Top Ten Assignments to Use the University Writing Center
- Break-Up Texts: Maybe you’ve dated for a week, maybe four years. Either way, the University Writing Center (UWC) can help craft the perfect text that makes it clear that you’re not the bad guy and whatever your boyfriend/girlfriend did is 10 times worse than anything you’ve done.
- Email to Professor to ask for a 50 point bump: I’m looking at you RPTS 324 students. The UWC can even find you the best sad cat GIF to add to the end of the email for a final persuasive plea.
- ChatGPT Prompt: Let’s say you don’t want to get help from a real person but don’t know exactly how ChatGPT works. Not only will the UWC help you come up with prompts, they will also pretend to be a robot, so you don’t have to deal with the labor of talking to someone with real emotions.
- Presentation to convert close friends to Catholicism: Have your attempts to bring them to St. Mary’s proved unfruitful? Come on down, and the UWC will help improve your public speaking abilities and bring the people you love closer to God.
- Foreign Language paper: Don’t worry, they know every language. Even Québécois.
- Floral Arrangement Project: Sure, just bring in a bunch of random flowers. Go ahead, see what they’ll do. I bet they’ll make an absolute masterpiece. And then you’ll take all of the credit and ruin their chances of ever making it in the floral arrangement business.
- Your love letter to Marcel Reed: They are truly masters of love, and surprisingly ball-knowers, at the UWC.

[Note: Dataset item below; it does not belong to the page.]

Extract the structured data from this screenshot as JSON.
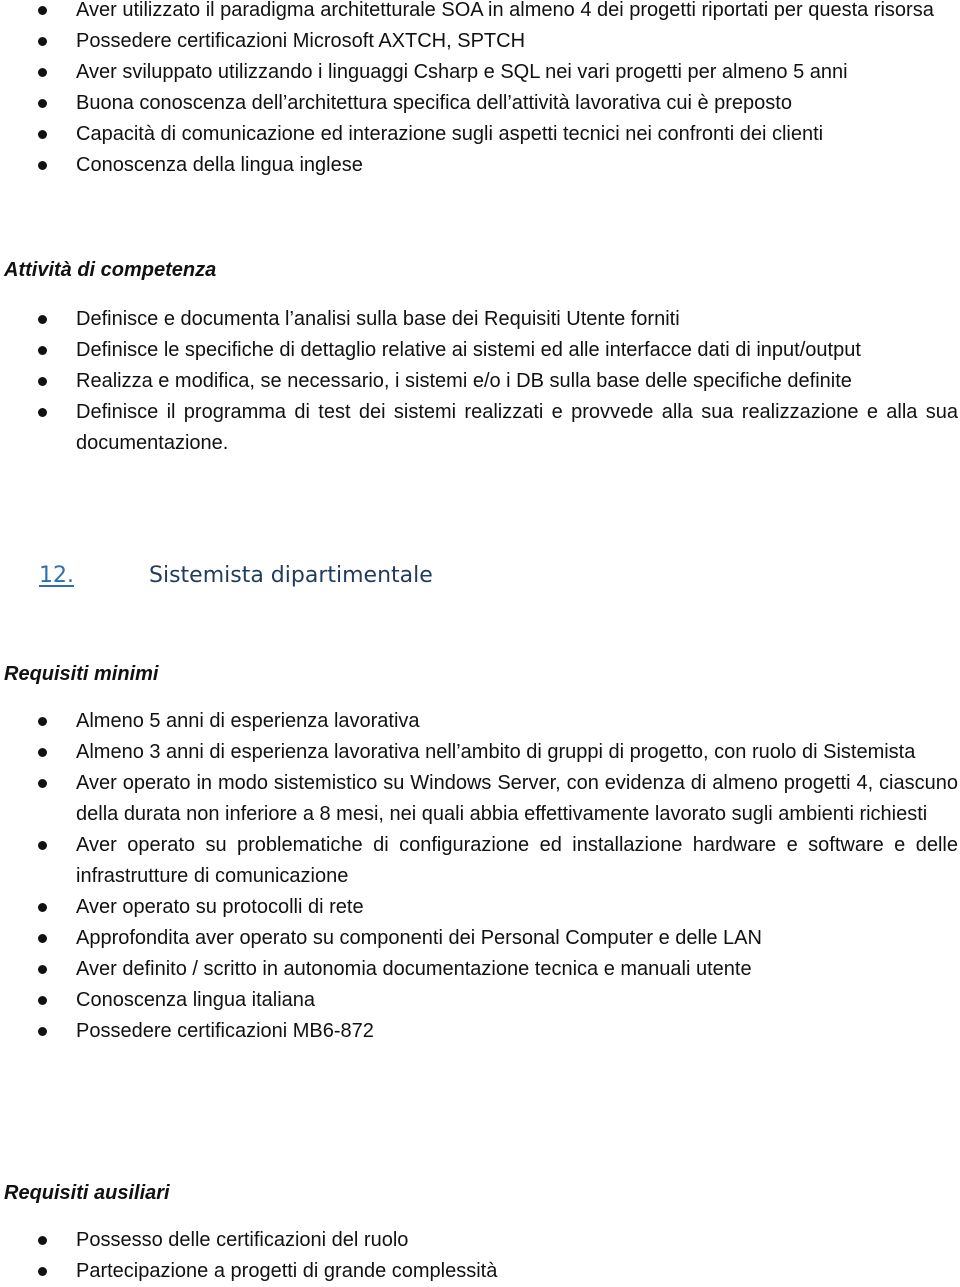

- Resume: When you are a senior with no experience, no previous jobs, no awards, and no special skills, fear not, they will figure something out (make something up) for you.
- Your enemies to lovers, Ol’ Rock x Notre Dame’s Leprechaun explicit fanfiction: I’m sure they’ll love that.
- Article for the Mugdown: Sometimes even we need help too.
—12th Baby

During an A&M home football game, a beautiful baby was born to the most Redass of parents. While the other babies laid in their cribs and slept, this baby stood proudly on top of its bedding. Doctors said it was a scientific enigma: the first known infant born with fully working legs at the time of birth. The baby stood for two hours, refusing to sit or lay down. As the home football game concluded with an Aggie win over TU, the baby laid down and fell asleep. The baby could not stand anymore no matter how hard doctors tried. That was until it was a week later and the Aggies were playing once more at home. The baby stood up again, earning the name as 12th Baby.